The War On Drugs
The War On Drugs trajectory over the past few years has been gathering pace and has accelerated even further with their latest album release, I Don’t Live Here Anymore and the single of the same name which received plenty of air play back in the autumn of 2021. This combination explains why the O2 Academy is at nearly full capacity and is the largest gig I have been to since lockdown. The band begin with a slower opener, Old Skin, that is taken from the new album, and as the song kicks in, you are hit with the rich depth of sound produced by the musicians that floods the venue. This intensity flows throughout the performance, all instruments beautifully mixed by the sound engineer to ensure the audience can appreciate the intricacies of the band’s soundscapes.
Founding member and main songwriter, Adam Granduciel is the focal point of the band, oozing out his smooth luscious vocals that wash over you bringing every song a soothing essence irrespective of the lyrical content. A prime example is the next track Pain, a song based around the physical pain that Granduciel experienced when he had an operation on his ruptured disc yet he could have been lulling you into a serene state rather than exploring excruciating agony. The War On Drugs set list darts between their albums, utilising changes in tempo to take the audience on an experiential journey.
The driving drumbeat heralds An Ocean In Between The Waves, with its sporadic guitar interludes which lead to a superb guitar solo shows their willingness to carry the audience on a voyage. Granduciel is not afraid of an extended guitar solo at various points throughout tracks, often placed towards the end to create a crescendo and intense finale and, in this case, unlike the recording, which has an abrupt ending, the live performance ends in a wall of distortion. Victim is another song that evidences the power of the guitar solo along with its keyboard arpeggios and the gathering pace, producing the distinctive The War On Drugs sound – repetitive elements that are carefully constructed to take the listener on an sonic journey allowing them to lose themselves in the underlying rhythm as the solos wash over you.
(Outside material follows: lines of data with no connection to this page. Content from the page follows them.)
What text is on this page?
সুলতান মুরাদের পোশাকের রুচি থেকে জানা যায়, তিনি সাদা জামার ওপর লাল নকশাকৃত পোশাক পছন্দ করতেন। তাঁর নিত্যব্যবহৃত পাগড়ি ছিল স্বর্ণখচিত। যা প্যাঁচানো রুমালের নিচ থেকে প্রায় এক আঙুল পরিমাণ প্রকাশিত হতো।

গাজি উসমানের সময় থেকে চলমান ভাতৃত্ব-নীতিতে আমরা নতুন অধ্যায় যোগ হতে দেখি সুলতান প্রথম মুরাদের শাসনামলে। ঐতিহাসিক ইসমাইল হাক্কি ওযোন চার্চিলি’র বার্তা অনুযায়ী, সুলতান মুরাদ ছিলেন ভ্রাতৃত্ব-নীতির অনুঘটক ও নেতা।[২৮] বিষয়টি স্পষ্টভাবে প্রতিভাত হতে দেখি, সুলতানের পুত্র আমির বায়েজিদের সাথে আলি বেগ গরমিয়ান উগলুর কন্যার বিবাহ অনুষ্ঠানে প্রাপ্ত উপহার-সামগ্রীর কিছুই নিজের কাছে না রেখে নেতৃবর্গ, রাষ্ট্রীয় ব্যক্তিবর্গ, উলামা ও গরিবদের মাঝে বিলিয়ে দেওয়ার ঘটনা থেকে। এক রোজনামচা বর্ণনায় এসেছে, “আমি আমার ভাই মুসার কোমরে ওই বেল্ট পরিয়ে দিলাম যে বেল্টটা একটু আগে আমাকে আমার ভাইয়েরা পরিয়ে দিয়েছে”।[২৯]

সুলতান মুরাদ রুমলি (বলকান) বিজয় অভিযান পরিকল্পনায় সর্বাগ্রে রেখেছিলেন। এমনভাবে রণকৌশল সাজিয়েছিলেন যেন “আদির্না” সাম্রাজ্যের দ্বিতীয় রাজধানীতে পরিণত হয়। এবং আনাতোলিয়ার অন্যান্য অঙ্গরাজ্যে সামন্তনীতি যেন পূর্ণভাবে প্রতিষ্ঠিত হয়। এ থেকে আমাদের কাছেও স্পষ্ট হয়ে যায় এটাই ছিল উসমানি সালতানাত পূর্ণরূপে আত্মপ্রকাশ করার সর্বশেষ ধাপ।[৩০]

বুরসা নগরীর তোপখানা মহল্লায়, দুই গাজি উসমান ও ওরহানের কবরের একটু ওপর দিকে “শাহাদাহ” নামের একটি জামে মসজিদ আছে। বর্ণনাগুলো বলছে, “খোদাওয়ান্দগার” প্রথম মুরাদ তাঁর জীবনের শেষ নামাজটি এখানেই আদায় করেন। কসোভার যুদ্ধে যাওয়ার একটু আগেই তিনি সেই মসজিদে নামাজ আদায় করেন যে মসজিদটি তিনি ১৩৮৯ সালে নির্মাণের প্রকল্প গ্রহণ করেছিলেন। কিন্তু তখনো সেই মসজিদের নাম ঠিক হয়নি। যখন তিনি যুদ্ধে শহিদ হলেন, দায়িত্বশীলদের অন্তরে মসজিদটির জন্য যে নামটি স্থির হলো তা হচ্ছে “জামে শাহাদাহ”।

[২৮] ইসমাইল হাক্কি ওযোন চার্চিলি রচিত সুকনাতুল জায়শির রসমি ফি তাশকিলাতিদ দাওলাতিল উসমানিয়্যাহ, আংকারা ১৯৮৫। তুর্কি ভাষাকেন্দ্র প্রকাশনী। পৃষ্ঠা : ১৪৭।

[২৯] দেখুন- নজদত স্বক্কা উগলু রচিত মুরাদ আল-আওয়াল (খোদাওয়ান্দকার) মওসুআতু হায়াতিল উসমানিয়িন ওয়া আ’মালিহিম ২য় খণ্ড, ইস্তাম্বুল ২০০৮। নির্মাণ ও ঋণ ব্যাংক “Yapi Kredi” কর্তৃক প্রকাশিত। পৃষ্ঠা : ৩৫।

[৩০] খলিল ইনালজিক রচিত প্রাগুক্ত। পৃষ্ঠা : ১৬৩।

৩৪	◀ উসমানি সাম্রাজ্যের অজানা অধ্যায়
As a band, they know when to linger between songs to allow for a seamless segue or whether Granduciel is planning to address the audience whether it be to introduce other musicians, thank the crew and support acts or tell stories about an increasingly tall man threatening to beat him up if he didn’t play Arms Like Boulders. After the popular Red Eyes with its phenomenal riff, whoop, and dynamics, many of the audience seem to struggle with the delicacy of Living Proof. A much quieter and fragile song than those that have gone before, without the wall of sound it is hard to hear the vocal line and beautiful piano melody that effectively follows it due to the volume of chatter throughout the stalls. As the guitar solo kicks in, Granduciel is shrouded in a single white spotlight making the gut wrenching emotion even more prominent.
As on the album, Living Proof flows into Harmonia’s Dream with its keyboard line, which wouldn’t be missed placed in a Prince song from the 1980’s. Again showing how skilfully songs are constructed as The War On Drugs are adept at producing music that could easily cross the line into a power ballad, yet the construction always keeps the piece the right side, preventing a cliché. One of the band’s earlier tracks, Come To The City, is a real high point of the evening. The pounding drums and swell of the keyboards generate a phenomenal background to higher pitched vocal melody that lead to a work of art you hope will never end, the sign of a superb track.
The War On Drugs ability to produce anthemic tracks leads to a crowd pleasing duet of Under The Pressure and I Don’t Live Here Anymore. Under The Pressure has such a simple keyboard riff which is ridiculously effective and crafts a song that allows for total escapism, yet somehow it turned into a football chant as the piece surges to its pinnacle which caused my heart to sink. Whereas I Don’t Live Here Anymore has an upbeat vibe musically reminiscent of Stevie Nicks and lyrically Bruce Springsteen, with beautiful female backing vocals which really bring the chorus to its zenith. It is a ludicrously catchy song that has a dark element with beautifully descriptive words such as “a creature void of form” combined to create an epic pop song. After some superb harmonica playing in Eyes To The Wind, The War On Drugs continue with the weather theme by unleashing a cover of Neil Young’s Like A Hurricane.
It’s a brave move to embark on such a classic record, yet, The War On Drugs produce a sparkling rendition, staying faithful to the original but with a silky voice rather than the coarse nature of Young’s vocals. Granduciel has been clock watching the last 20 minutes of the gig to see how many songs he can fit in before the curfew and you get a sense he would happily push the 11pm deadline until he finds out it is a £10k fine and then he finishes the set with an abbreviated version of Occasional Rain. After over 2 hours of fine music without a break, you have to applaud The War On Drugs for giving the audience value for money. My frustration is that I would always love to be watching them outside on a warm summer’s evening, lying on the grass as the sun sets which would allow me to become fully engrossed in the music instead of being inside a venue and struggling to see the stage.